We note that this hyperparameter space is quite large and the fit takes significant
time. We can speed this up by using the n_jobs parameter to the GridSearchCV
constructor. This is the number of models to fit in parallel. Typically, one will
want to set this to the number of available CPU cores on the machine. For example,
if nothing else is being executed at the time, set it to the total number of cores.
Note
The following code could take a pretty significant amount of time to run, from under 1 minutes to more than 10 minutes or more, depending on the hardware. On my laptop, it ran in about 3 minutes.
>>> from sklearn.ensemble import RandomForestClassifier
>>> from sklearn.model_selection import GridSearchCV
>>> model = RandomForestClassifier()
>>> param_grid = {
>>> "n_estimators": np.arange(start=10, stop=100, step=2),
>>> "max_depth": np.arange(start=2, stop=20),
>>> "min_samples_leaf": np.arange(start=1, stop=5),
>>> "class_weight": [{0: 0.1, 1: 0.9}, {0: 0.2, 1: 0.8}, {0: 0.3, 1: 0.7}],
>>> }
>>> gscv = GridSearchCV(model, param_grid, cv=5, n_jobs=8, scoring="recall", )
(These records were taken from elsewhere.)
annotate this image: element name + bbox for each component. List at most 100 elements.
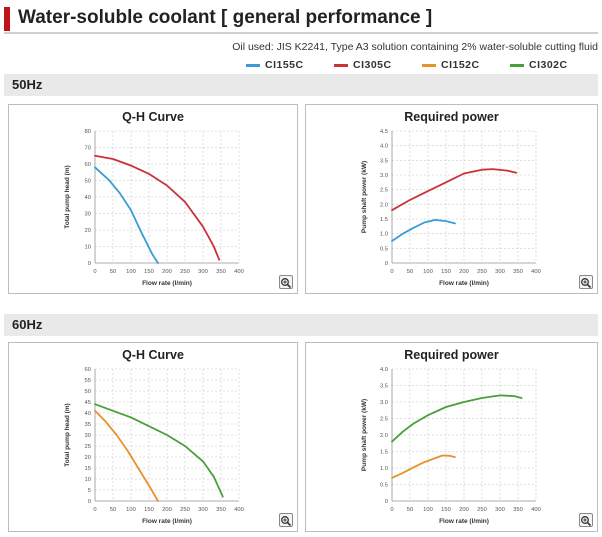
chart-50hz-power: Required power 0 50 100 150 200 250 300 350 400 0… [305, 104, 598, 294]
y-tick-label: 2.5 [380, 188, 388, 194]
x-tick-label: 150 [144, 507, 154, 513]
x-tick-label: 350 [216, 507, 226, 513]
x-tick-label: 300 [198, 507, 208, 513]
x-tick-label: 200 [162, 507, 172, 513]
y-tick-label: 0 [385, 261, 388, 267]
section-label: 50Hz [12, 77, 43, 92]
chart-svg: 0 50 100 150 200 250 300 350 400 0 0.5 1.0 1.5 2.0 2.5… [361, 367, 541, 525]
y-tick-label: 30 [85, 212, 91, 218]
y-tick-label: 0.5 [380, 246, 388, 252]
y-tick-label: 3.0 [380, 400, 388, 406]
y-tick-label: 70 [85, 146, 91, 152]
zoom-icon[interactable] [279, 513, 293, 527]
legend-label: CI302C [529, 59, 568, 71]
chart-title: Required power [404, 348, 499, 362]
x-tick-label: 50 [110, 507, 116, 513]
x-tick-label: 50 [110, 269, 116, 275]
y-axis-label: Pump shaft power (kW) [361, 399, 368, 471]
page-title: Water-soluble coolant [ general performa… [18, 7, 433, 28]
y-tick-label: 3.5 [380, 158, 388, 164]
title-accent-bar [4, 7, 10, 31]
legend-swatch [510, 63, 524, 67]
x-tick-label: 150 [441, 269, 451, 275]
x-tick-label: 250 [180, 507, 190, 513]
series-line-ci152c [391, 454, 456, 479]
y-tick-label: 60 [85, 367, 91, 373]
y-tick-label: 35 [85, 422, 91, 428]
x-tick-label: 150 [441, 507, 451, 513]
y-tick-label: 2.0 [380, 433, 388, 439]
y-tick-label: 4.0 [380, 144, 388, 150]
legend-label: CI305C [353, 59, 392, 71]
chart-svg: 0 50 100 150 200 250 300 350 400 0 10 20 30 40 50 60 70 8… [64, 129, 244, 287]
x-tick-label: 0 [93, 269, 96, 275]
y-axis-label: Pump shaft power (kW) [361, 161, 368, 233]
x-tick-label: 250 [477, 507, 487, 513]
y-tick-label: 25 [85, 444, 91, 450]
series-line-ci302c [94, 403, 224, 498]
chart-60hz-qh: Q-H Curve 0 50 100 150 200 250 300 350 400 0 5 10 15… [8, 342, 298, 532]
x-tick-label: 200 [162, 269, 172, 275]
zoom-icon[interactable] [579, 513, 593, 527]
y-tick-label: 1.0 [380, 232, 388, 238]
y-tick-label: 0.5 [380, 483, 388, 489]
x-axis-label: Flow rate (l/min) [439, 518, 489, 525]
zoom-icon[interactable] [579, 275, 593, 289]
x-tick-label: 400 [234, 507, 244, 513]
chart-title: Q-H Curve [122, 348, 184, 362]
legend-item-ci152c: CI152C [422, 58, 510, 72]
oil-used-note: Oil used: JIS K2241, Type A3 solution co… [232, 41, 598, 53]
y-tick-label: 4.5 [380, 129, 388, 135]
section-50hz: 50Hz [4, 74, 598, 96]
y-tick-label: 2.0 [380, 202, 388, 208]
legend-swatch [422, 63, 436, 67]
x-tick-label: 300 [495, 269, 505, 275]
y-tick-label: 0 [385, 499, 388, 505]
y-axis-label: Total pump head (m) [64, 165, 71, 228]
y-tick-label: 60 [85, 162, 91, 168]
y-tick-label: 40 [85, 411, 91, 417]
x-tick-label: 400 [531, 269, 541, 275]
chart-title: Required power [404, 110, 499, 124]
legend-swatch [246, 63, 260, 67]
chart-svg: 0 50 100 150 200 250 300 350 400 0 0.5 1.0 1.5 2.0 2.5… [361, 129, 541, 287]
series-line-ci305c [391, 168, 518, 212]
x-tick-label: 50 [407, 507, 413, 513]
x-tick-label: 200 [459, 507, 469, 513]
y-tick-label: 55 [85, 378, 91, 384]
x-tick-label: 0 [390, 269, 393, 275]
x-tick-label: 300 [495, 507, 505, 513]
y-tick-label: 80 [85, 129, 91, 135]
y-tick-label: 50 [85, 179, 91, 185]
y-tick-label: 40 [85, 195, 91, 201]
y-tick-label: 0 [88, 499, 91, 505]
x-tick-label: 100 [126, 507, 136, 513]
y-tick-label: 1.0 [380, 466, 388, 472]
legend-item-ci155c: CI155C [246, 58, 334, 72]
y-tick-label: 3.0 [380, 173, 388, 179]
y-tick-label: 2.5 [380, 417, 388, 423]
legend-label: CI155C [265, 59, 304, 71]
x-tick-label: 150 [144, 269, 154, 275]
x-tick-label: 100 [126, 269, 136, 275]
series-legend: CI155C CI305C CI152C CI302C [246, 58, 598, 72]
y-tick-label: 10 [85, 477, 91, 483]
x-tick-label: 250 [180, 269, 190, 275]
x-axis-label: Flow rate (l/min) [142, 280, 192, 287]
legend-label: CI152C [441, 59, 480, 71]
chart-60hz-power: Required power 0 50 100 150 200 250 300 350 400 0… [305, 342, 598, 532]
x-tick-label: 400 [234, 269, 244, 275]
x-tick-label: 100 [423, 269, 433, 275]
x-tick-label: 0 [390, 507, 393, 513]
y-tick-label: 1.5 [380, 450, 388, 456]
y-tick-label: 45 [85, 400, 91, 406]
y-tick-label: 4.0 [380, 367, 388, 373]
series-line-ci155c [94, 166, 159, 264]
y-tick-label: 30 [85, 433, 91, 439]
zoom-icon[interactable] [279, 275, 293, 289]
x-tick-label: 300 [198, 269, 208, 275]
chart-title: Q-H Curve [122, 110, 184, 124]
x-axis-label: Flow rate (l/min) [439, 280, 489, 287]
x-tick-label: 100 [423, 507, 433, 513]
chart-50hz-qh: Q-H Curve 0 50 100 150 200 250 300 350 400 0 10 20 3… [8, 104, 298, 294]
>>> gscv.fit(X_train, y_train)
>>> gscv.best_params_
The output should look similar to:
{'class_weight': {0: 0.3, 1: 0.7},
'max_depth': 2,
'min_samples_leaf': 3,
'n_estimators': 55
}
If the cell is taking a long time to run on your machine, you could try
hard-coding the class_weight to the {0: 0.3, 1:0.7} value.
From experimentation, this has seemed to always be optimal and will reduce your
search space some. (For example, on my computer it reduces the run time from 5 minutes
to 3 minutes).
We can get at the best model found use the best_estimator_ attribute, as before:
>>> model = gscv.best_estimator_
With this approach, we see a big improvement in recall:
>>> from sklearn.metrics import classification_report
>>> print(f"Performance on TEST\n*******************\n{classification_report(y_test, model.predict(X_test))}")
>>> print(f"Performance on TRAIN\n********************\n{classification_report(y_train, model.predict(X_train))}")
Performance on TEST
*******************
precision recall f1-score support
0 0.89 0.64 0.74 150
1 0.56 0.85 0.68 81
accuracy 0.71 231
macro avg 0.72 0.75 0.71 231
weighted avg 0.77 0.71 0.72 231
Performance on TRAIN
********************
precision recall f1-score support
0 0.92 0.65 0.76 350
1 0.58 0.89 0.70 187
accuracy 0.73 537
macro avg 0.75 0.77 0.73 537
weighted avg 0.80 0.73 0.74 537
The model achieves 85% recall on the test set (and 89% on train) compared to our decision tree which achieved just 58% on recall.